Ibu Yanti, salah seorang pengurus senior di panti–tempat Inara tinggal–terus saja menatapnya dari atas ke bawah sembari memegang ember cuciannya. Wanita itu tidak bisa menyembunyikan raut terkejut yang tergambar jelas dalam wajahnya saat melihat gadis tertua di panti asuhan ini pulang dalam keadaan sangat tidak baik. Bu Yanti sudah nyaris menyuarakan berbagai macam pertanyaan, namun melihat keadaan gadis di hadapannya, ia berusaha menahan diri
Sementara itu Inara sendiri jelas sama terkejutnya. Meskipun ia merasa bersyukur sebab yang menyambutnya adalah Ibu Yanti–bukan Ibu Pengelola. Karena jika Ibu Pengelola sendiri yang menemukannya dalam keadaan seperti ini, entah apa yang akan dilakukannya pada gadis itu.
“Inara? Kamu baik-baik saja, Nak?”
Mendengar nada cemas dari wanita tersebut, Inara sontak tak bisa lagi menahan tangis. Ia berlari dengan langkah tersendat-sendat sebab rasa nyeri yang hebat pada bagian bawah tubuhnya. "Ibu, tolong aku...."
"Kamu kenapa? Kamu dari mana saja, Nak? Ya Tuhan!" ucap Bu Yanti kebingungan. Wanita itu memegang kedua lengan Inara dan menatapnya lamat-lamat. Hatinya bagai diremas saat melihat air mata berjatuhan membasahi pipi gadis itu.
"Inara, ayo kita masuk! Ayo masuk dulu, Nak. Ya Tuhan, bajumu! Kenapa bajumu seperti itu? Kita masuk sebelum orang lain lihat bajumu!" lanjutnya sembari menoleh ke sekitar, memastikan tidak ada yang memata-matai keduanya.
Inara lantas mengayun langkah tergesa untuk memasuki pintu belakang dapur panti. Ibu Yanti menarik gadis itu untuk memasuki kamar dan menutup pintunya rapat-rapat. Dan setelahnya, Inara sungguh tidak bisa lagi menahan tangis. Isaknya bergema memenuhi sudut-sudut kamar dengan suara pilu.
"Sudah, sudah. Nggak apa-apa, Ibu ada di sini. Sudah, Nak, jangan menangis."
"Ibu, aku udah nggak ada harganya lagi sekarang! Aku nggak ada bedanya sama perempuan panggilan yang menjajakan tubuhnya di pinggir jalan. Ibu aku jijik sama diriku sendiri, aku udah rusak!"
"Inara!" Wanita itu tersentak. "Apa maksudmu? Kenapa ngomong begitu? Sebenarnya ada apa? Semalam kamu ke mana? Kenapa nggak pulang, bilang sama Ibu!"

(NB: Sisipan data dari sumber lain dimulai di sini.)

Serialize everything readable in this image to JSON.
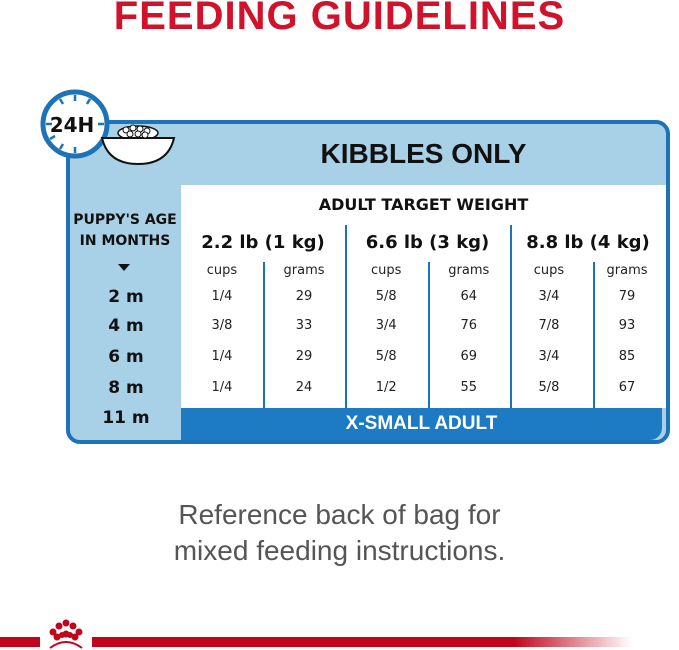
{
  "title": "FEEDING GUIDELINES",
  "clock_label": "24H",
  "table_title": "KIBBLES ONLY",
  "target_header": "ADULT TARGET WEIGHT",
  "age_header": "PUPPY'S AGE IN MONTHS",
  "weights": [
    "2.2 lb (1 kg)",
    "6.6 lb (3 kg)",
    "8.8 lb (4 kg)"
  ],
  "units": [
    "cups",
    "grams"
  ],
  "ages": [
    "2 m",
    "4 m",
    "6 m",
    "8 m",
    "11 m"
  ],
  "rows": [
    [
      "1/4",
      "29",
      "5/8",
      "64",
      "3/4",
      "79"
    ],
    [
      "3/8",
      "33",
      "3/4",
      "76",
      "7/8",
      "93"
    ],
    [
      "1/4",
      "29",
      "5/8",
      "69",
      "3/4",
      "85"
    ],
    [
      "1/4",
      "24",
      "1/2",
      "55",
      "5/8",
      "67"
    ]
  ],
  "footer": "X-SMALL ADULT",
  "note": [
    "Reference back of bag for",
    "mixed feeding instructions."
  ],
  "colors": {
    "brand_red": "#d0122a",
    "blue": "#1d72b8",
    "light_blue": "#a8d0e6"
  },
  "logo": "royal-canin-crown"
}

Luka itu seperti terbuka dan berdarah kembali kala Inara harus menceritakan lagi memori hitam kelam semalam. Perlahan, ia menuturkan bahwa seseorang telah merebut kehormatan yang susah payah ia jaga, dengan begitu mudahnya. Padahal ia sudah datang dengan bersemangat dan penuh harap saat temannya menjanjikan pekerjaan sebagai waitress itu.
"Ibu, gimana kalau Ibu pengelola panti sampai tahu apa yang terjadi kepadaku? Kalau aku diusir, aku harus ke mana?" tanya Inara panik. Bayangan Ibu Pengelola yang seringkali bersikap ketus kepadanya itu seperti tergambar jelas dalam benak.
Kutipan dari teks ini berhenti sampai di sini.